Depois de soltar tudo o que lhes parecia essencial, partiram para (…) coisas
disputadas como o instrumental ‘À Vontade Mesmo’, do trombonista Raul de Souza,
ou o quase vaporoso (…) ‘Vagamente’, de Wanda Sá.”
Dois
desses europeus seriam com certeza Stuart Baker e Joe Davis, na cidade para uma
sessão de gravação com músicos locais que, coincidência das coincidências, incluía
Raul de Souza e Wanda Sá. Vinham de Inglaterra, onde haviam fundado um par de
editoras dispostas a surfar o que nos materiais de promoção desta reedição se
apelida de “primeira grande vaga de interesse por música brasileira na Londres
dos anos 90”. Primeira? Dificilmente. Mas percebe-se a intenção – afinal, e basta
consultar o recenseamento geral da população, nem só por motivos económicos se explica
que o número de brasileiros a residir no Reino Unido tenha quintuplicado entre
1991 e 2011. Havia um interesse enorme em excarcerar a cultura da diáspora, em
descobrir as raízes concretas e materiais de uma geração que, para citar outro
LP de 1994, se revia no credo dos United Future Organization: “No Sound is Too
Taboo”. Por isso, não seria nada estranho que surgissem no mercado britânico umas
compilações chamadas “London Jazz Classics” (na Soul Jazz, de Baker) prontas a incluir
nos seus obscuros alinhamentos nomes tão pouco autóctones quanto os de Airto
Moreira, Sivuca, Azymuth, Emílio Santiago e Antônio Adolfo. Escutando este
“Brasil”, imagina-se Baker no avião, a caminho do hemisfério sul, tirando apontamentos
para o disco que não chegaria bem a produzir, embora tenha andado lá perto.

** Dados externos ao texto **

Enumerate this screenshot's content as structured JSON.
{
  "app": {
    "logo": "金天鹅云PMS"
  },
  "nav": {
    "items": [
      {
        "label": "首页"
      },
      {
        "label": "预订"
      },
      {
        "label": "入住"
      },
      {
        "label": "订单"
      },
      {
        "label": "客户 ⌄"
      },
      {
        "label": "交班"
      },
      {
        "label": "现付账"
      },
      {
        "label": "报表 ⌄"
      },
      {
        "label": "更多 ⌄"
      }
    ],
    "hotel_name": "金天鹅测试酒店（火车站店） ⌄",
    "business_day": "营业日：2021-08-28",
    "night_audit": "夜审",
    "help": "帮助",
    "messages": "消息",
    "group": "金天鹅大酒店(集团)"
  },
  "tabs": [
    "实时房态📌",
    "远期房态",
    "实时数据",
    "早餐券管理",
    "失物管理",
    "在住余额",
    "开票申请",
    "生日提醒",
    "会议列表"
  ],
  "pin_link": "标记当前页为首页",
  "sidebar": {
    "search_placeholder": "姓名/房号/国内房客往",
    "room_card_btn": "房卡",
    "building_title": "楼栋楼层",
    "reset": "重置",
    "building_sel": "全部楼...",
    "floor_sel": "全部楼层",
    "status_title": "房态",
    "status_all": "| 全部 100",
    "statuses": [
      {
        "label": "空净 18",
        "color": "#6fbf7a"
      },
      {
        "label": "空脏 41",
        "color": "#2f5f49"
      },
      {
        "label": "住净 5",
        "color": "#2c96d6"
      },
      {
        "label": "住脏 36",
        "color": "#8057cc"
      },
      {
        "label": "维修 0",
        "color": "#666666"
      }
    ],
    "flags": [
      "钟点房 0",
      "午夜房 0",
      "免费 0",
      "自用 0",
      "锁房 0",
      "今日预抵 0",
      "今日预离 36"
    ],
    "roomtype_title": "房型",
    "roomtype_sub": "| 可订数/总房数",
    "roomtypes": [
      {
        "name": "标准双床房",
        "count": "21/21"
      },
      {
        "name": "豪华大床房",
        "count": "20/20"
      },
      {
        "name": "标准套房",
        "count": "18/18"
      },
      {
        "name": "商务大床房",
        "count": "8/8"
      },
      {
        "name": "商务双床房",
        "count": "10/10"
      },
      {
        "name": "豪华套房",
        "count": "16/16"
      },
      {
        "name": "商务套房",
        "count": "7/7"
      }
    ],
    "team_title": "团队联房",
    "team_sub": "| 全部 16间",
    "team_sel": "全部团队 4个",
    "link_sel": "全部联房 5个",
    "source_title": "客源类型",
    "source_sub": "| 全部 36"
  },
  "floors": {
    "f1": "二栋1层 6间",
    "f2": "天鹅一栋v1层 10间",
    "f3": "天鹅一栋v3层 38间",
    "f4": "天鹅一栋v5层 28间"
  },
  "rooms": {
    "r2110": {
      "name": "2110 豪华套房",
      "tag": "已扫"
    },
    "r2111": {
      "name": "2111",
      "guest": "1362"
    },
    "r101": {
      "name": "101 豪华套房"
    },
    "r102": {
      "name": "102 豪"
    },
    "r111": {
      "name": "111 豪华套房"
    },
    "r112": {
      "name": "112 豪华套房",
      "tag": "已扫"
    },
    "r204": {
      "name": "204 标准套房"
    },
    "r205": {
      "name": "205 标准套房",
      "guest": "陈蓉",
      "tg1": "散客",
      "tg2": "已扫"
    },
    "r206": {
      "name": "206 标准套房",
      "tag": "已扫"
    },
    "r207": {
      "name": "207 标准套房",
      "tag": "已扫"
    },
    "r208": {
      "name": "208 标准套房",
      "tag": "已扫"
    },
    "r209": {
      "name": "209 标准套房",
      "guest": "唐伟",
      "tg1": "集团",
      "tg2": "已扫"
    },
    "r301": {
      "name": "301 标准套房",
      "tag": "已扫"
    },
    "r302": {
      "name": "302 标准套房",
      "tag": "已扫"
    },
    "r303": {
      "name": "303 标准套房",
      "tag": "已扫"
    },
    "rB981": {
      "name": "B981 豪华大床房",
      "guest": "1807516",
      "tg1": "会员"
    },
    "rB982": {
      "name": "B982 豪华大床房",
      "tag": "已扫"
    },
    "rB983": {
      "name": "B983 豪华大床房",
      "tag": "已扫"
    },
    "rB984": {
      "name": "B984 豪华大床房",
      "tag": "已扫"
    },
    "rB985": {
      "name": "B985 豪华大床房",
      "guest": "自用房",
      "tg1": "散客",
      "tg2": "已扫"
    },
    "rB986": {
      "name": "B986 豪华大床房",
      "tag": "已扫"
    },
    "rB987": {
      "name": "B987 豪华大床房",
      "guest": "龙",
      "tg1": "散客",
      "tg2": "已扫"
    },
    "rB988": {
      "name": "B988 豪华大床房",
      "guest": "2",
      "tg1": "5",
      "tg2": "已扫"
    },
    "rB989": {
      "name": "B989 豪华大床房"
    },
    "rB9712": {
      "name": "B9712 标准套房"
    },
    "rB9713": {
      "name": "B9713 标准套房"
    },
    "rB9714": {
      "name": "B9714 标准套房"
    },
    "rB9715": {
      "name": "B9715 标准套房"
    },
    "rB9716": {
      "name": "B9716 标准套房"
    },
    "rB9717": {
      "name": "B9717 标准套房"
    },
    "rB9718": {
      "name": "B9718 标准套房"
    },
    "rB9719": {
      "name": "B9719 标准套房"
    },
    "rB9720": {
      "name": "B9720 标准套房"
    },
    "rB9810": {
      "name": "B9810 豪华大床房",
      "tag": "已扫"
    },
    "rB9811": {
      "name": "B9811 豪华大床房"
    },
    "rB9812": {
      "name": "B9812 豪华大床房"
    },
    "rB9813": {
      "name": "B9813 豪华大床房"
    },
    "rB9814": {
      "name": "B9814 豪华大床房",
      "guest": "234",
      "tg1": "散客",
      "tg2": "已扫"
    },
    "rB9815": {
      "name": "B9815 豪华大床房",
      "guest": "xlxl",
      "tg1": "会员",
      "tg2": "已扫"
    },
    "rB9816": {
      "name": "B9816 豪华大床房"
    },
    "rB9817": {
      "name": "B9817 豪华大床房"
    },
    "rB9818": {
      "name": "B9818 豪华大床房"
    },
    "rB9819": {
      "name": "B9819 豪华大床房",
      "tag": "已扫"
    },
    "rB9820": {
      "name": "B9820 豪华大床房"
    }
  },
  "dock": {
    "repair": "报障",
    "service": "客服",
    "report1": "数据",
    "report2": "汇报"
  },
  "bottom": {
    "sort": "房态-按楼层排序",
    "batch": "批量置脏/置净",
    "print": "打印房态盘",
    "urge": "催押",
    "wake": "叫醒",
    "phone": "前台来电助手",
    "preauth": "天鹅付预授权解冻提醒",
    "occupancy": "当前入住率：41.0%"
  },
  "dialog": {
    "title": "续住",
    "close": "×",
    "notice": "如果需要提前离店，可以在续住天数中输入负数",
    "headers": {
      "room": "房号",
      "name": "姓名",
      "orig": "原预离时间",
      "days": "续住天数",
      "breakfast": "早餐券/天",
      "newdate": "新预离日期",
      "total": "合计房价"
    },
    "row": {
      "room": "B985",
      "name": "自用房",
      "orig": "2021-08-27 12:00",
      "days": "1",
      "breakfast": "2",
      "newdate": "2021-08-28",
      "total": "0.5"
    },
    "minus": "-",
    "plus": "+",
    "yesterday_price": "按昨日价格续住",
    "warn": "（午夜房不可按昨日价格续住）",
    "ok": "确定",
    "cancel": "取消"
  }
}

Davis,
por sua vez, aproveitou a viagem para assegurar a edição na sua Far Out de um álbum
aparentado com este (“Friends From Rio” – em triangulação com ambos, nesse
mesmo ano, mas virado para o passado, estaria “Brazilica!”, na Talkin’ Loud) e
fundamentalmente para visitar os arquivos do casal Tutty e Joyce Moreno e de lá
sair com os seminais “Tocando Sentindo Suando” e “Tardes Cariocas”, originais
de 1981 e 1983.
Aliás,
na base deste “Brasil” está precisamente a banda de Joyce circa “Ilha Brasil”: a dos experimentadíssimos Tutty, Sizão
Machado, Teco Cardoso e Mozar Terra, não obstante a voz da cantora só despertar
em ‘Mágica’. Também Sivuca aparece por aqui numa faixa única – ainda assim, adivinha-se
a emoção de Baker em ter à sua frente, na cabine, alguém que só conhecia de
discos dos anos 60 e 70. Wanda Sá faz dois etéreos duetos com Célia Vaz –
tinham acabado de gravar o extraordinariamente anacrónico “Brasileiras” em
conjunto, na CID – e Raul de Souza improvisa em ‘Berimbau’ e ‘Batucada Nº 2’. Como
a editora reconhece, “a peça final neste puzzle
foi a adição do percussionista ‘Pirulito’”. Nascido Luis Fernando Mattos de
Oliveira, de facto, “Pirulito”, um veterano dos palcos ao lado de Ivan Lins, Leny
Andrade, Alcione, Djavan ou Beth Carvalho, transpunha para o estúdio a energia
vital do Carnaval sozinho, munido de atabaque, afoxê, agogô, ganzá, clave,
caixa, conga, repique, repinique, xique-xique, reco-reco, tantã, tamborim e
pandeiro – parece poesia concreta. Em 1994, “Brasil” não capta a realidade da música
brasileira – para isso mais valia comprar as trilhas sonoras de “Fera Ferida” e
“Tropicaliente” ou licenciar para o mercado internacional as novidades de Chico
Science e Mundo Livre S/A –, mas capta o realismo mágico da música brasileira, pelo
menos tanto quanto “Pirulito”, que morreu em junho de 2017, o concebia. E é à
sua memória que esta reedição deveria ter sido dedicada.